样本量对滑坡易感性模型的影响：启发式、统计、机器学习、深度学习和集合学习模型与 SHAP 分析的比较研究

在滑坡易发性评估（LSA）中，清单的不完整性会在不同程度上影响不同模型的准确性。然而，这一领域的研究仍然不足。本研究调查了六种不同样本量（100%、90%、75%、50%、25% 和 10%）的启发式、统计、机器学习和集合学习模型（分析层次过程 (AHP)、频率比 (FR)、逻辑回归 (LR)、基于 Keras 的深度学习 (KBDL)、XGBoost 和 LightGBM）中的六种 LSA 模型。结果显示，在所有样本量下，XGBoost 和 LightGBM 的表现始终优于其他模型。LR 和 KBDL 模型紧随其后，而 FR 模型受样本量变化的影响最大。经验模型 AHP 则不受样本量的影响。通过 SHapley Additive exPlanations（SHAP）分析，海拔、NDVI、坡度、土地利用以及与道路和河流的距离成为研究区域滑坡发生的关键指标，这表明人类活动对这些事件有重大影响。有关人类活动和气候的五个时变指标验证了这一推论，为识别滑坡诱发因素，尤其是人类活动频繁地区的滑坡诱发因素提供了一种新方法。根据研究结果，提出了一个全面的山体滑坡评估框架，以帮助山体滑坡管理者做出明智的决策。未来的研究应侧重于扩大模型的多样性以解决样本大小的影响，增强 LSA 框架的适应性，利用可解释的机器学习技术深化人类活动对滑坡影响的分析，解决 LSA 中时间清单的不完整性，以及批判性地评估模型对跨学科样本大小变化的敏感性。

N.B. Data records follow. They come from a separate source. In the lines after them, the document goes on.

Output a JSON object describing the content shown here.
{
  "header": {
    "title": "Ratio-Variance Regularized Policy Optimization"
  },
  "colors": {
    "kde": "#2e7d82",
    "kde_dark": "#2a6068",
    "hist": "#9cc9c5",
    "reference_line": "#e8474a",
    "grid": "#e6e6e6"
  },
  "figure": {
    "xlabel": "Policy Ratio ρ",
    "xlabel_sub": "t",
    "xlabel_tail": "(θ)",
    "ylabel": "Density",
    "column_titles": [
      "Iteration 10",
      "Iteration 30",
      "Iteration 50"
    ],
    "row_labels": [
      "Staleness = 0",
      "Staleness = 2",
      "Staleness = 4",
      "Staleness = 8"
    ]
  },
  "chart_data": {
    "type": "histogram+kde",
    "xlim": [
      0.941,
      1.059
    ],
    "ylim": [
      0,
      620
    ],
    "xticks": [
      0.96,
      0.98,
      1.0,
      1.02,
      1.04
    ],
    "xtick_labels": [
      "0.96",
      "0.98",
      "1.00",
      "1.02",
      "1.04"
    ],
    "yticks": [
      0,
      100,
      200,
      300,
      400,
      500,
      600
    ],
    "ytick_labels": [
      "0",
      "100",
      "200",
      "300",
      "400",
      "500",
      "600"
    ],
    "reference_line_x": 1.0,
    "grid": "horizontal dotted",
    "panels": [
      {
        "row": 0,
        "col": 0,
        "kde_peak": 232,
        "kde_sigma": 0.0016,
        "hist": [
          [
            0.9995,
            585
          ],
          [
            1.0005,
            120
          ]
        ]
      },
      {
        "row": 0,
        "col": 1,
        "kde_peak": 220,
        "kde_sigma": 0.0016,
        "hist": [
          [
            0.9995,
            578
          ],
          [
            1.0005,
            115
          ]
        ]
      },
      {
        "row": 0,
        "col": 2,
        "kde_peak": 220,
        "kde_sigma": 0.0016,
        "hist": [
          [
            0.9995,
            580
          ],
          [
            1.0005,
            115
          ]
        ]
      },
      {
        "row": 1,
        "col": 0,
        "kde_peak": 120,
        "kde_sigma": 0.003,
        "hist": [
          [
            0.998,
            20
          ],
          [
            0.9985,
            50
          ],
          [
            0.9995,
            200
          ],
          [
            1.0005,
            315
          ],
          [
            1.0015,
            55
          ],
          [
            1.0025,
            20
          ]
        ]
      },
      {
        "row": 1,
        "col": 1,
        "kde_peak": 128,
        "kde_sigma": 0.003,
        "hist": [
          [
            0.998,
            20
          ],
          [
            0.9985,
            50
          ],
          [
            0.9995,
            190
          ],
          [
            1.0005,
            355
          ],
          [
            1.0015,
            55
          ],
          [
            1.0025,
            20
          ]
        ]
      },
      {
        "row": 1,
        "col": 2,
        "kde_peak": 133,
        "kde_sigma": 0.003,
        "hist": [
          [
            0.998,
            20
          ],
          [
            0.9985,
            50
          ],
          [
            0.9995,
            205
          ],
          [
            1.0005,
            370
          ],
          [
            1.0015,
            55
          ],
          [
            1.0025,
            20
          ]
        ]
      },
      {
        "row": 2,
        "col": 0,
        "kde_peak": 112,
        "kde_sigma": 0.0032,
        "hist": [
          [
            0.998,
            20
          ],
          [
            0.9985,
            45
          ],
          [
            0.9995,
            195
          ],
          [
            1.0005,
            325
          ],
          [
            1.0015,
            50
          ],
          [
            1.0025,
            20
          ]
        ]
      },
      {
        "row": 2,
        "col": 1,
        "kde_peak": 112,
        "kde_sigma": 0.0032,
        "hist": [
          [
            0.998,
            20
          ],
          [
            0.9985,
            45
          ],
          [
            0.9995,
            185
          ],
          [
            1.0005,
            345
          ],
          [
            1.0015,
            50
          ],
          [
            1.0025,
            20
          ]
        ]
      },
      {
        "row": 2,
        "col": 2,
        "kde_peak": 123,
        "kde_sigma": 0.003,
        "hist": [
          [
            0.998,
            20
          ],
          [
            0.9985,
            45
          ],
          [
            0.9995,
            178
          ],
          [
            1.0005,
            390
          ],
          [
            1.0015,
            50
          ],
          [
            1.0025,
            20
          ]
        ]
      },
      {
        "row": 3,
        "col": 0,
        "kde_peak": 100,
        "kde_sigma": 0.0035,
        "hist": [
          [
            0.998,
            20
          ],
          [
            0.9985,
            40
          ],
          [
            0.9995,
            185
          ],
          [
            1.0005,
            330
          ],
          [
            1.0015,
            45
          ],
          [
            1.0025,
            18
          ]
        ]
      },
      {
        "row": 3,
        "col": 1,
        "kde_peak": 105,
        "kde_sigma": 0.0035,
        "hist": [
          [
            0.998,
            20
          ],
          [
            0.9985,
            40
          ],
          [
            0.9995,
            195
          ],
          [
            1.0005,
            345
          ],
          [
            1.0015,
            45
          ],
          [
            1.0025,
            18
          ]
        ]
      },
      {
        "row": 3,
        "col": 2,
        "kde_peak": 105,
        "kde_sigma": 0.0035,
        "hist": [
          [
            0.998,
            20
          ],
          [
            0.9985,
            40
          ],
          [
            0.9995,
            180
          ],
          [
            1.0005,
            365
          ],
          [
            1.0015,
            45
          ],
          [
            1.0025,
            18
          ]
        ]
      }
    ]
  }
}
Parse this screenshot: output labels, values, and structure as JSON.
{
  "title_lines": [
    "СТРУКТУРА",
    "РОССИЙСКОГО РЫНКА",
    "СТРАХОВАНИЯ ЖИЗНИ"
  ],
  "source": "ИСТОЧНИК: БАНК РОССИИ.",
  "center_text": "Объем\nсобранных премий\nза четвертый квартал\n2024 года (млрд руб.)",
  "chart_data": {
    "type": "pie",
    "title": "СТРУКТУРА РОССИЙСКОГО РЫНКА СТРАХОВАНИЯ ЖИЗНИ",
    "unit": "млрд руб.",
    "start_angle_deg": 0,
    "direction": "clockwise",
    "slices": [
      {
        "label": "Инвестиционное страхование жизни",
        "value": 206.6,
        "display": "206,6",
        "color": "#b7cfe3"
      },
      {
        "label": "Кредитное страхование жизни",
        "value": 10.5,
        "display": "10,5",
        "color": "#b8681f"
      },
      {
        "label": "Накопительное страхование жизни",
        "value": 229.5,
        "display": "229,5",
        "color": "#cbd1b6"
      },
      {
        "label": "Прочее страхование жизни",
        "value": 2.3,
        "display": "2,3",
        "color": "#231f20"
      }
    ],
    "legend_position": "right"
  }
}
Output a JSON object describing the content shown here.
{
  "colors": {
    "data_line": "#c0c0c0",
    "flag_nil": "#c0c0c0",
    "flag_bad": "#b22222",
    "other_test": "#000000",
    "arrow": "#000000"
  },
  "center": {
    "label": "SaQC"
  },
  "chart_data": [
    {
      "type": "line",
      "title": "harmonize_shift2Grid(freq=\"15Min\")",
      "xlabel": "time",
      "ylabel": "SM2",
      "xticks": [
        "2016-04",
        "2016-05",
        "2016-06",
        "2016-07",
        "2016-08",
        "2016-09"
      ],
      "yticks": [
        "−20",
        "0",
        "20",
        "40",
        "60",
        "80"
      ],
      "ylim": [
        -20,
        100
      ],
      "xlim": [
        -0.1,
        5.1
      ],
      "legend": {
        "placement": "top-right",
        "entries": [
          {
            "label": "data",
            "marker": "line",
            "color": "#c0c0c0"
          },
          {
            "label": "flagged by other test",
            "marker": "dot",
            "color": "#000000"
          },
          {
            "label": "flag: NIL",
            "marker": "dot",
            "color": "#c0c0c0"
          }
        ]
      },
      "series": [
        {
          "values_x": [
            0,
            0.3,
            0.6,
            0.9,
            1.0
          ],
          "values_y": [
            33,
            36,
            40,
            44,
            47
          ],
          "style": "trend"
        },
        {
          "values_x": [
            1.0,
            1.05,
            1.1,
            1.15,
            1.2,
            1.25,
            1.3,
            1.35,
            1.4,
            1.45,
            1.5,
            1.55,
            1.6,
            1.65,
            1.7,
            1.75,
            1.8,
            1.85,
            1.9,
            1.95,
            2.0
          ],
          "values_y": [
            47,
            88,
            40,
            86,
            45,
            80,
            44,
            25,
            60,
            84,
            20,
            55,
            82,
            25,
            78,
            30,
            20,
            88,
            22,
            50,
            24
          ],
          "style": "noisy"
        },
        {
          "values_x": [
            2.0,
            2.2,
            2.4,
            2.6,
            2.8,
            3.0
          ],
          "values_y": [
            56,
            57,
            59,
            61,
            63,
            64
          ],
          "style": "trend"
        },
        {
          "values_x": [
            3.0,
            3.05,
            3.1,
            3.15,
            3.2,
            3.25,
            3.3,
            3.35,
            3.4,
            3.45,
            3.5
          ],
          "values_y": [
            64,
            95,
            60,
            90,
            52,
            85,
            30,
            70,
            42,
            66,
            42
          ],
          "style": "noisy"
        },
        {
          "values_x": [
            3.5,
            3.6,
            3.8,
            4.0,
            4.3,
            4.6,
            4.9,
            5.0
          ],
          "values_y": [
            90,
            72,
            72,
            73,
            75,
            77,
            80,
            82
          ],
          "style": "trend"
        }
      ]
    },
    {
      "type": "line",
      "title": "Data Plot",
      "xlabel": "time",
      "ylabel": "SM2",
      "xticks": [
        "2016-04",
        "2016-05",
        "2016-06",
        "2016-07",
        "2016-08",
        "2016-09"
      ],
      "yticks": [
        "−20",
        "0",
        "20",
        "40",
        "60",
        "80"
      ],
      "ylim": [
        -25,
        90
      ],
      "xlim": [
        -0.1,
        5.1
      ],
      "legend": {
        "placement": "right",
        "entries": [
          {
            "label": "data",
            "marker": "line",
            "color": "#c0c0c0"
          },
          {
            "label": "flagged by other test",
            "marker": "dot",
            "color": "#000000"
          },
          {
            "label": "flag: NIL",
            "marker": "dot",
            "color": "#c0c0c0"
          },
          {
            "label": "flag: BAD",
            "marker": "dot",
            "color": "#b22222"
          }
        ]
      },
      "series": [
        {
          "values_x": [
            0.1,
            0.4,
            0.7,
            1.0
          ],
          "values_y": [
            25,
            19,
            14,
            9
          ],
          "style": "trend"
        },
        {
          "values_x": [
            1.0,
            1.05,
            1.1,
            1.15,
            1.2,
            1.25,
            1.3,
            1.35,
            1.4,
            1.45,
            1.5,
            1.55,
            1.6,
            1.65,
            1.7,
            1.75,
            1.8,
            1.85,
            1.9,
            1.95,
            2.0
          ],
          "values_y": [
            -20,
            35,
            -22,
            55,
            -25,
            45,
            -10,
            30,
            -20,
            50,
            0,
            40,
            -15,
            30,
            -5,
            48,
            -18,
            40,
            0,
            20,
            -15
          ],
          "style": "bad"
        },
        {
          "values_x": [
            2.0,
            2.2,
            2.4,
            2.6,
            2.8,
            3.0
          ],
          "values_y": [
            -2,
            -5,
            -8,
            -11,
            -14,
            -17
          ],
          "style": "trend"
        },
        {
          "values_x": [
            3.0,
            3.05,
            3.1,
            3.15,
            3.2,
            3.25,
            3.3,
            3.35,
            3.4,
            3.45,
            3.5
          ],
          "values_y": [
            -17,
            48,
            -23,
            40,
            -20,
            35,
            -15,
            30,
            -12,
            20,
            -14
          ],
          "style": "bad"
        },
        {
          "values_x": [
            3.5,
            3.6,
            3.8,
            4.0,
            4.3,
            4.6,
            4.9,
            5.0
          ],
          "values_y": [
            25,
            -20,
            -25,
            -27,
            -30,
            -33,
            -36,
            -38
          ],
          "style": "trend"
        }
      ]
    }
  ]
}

本文章由计算机程序翻译，如有差异，请以英文原文为准。

求助全文

约1分钟内获得全文去求助

来源期刊

Computers & Geosciences 地学-地球科学综合

CiteScore

9.30

自引率

6.80%

发文量

164

审稿时长

3.4 months

期刊介绍： Computers & Geosciences publishes high impact, original research at the interface between Computer Sciences and Geosciences. Publications should apply modern computer science paradigms, whether computational or informatics-based, to address problems in the geosciences.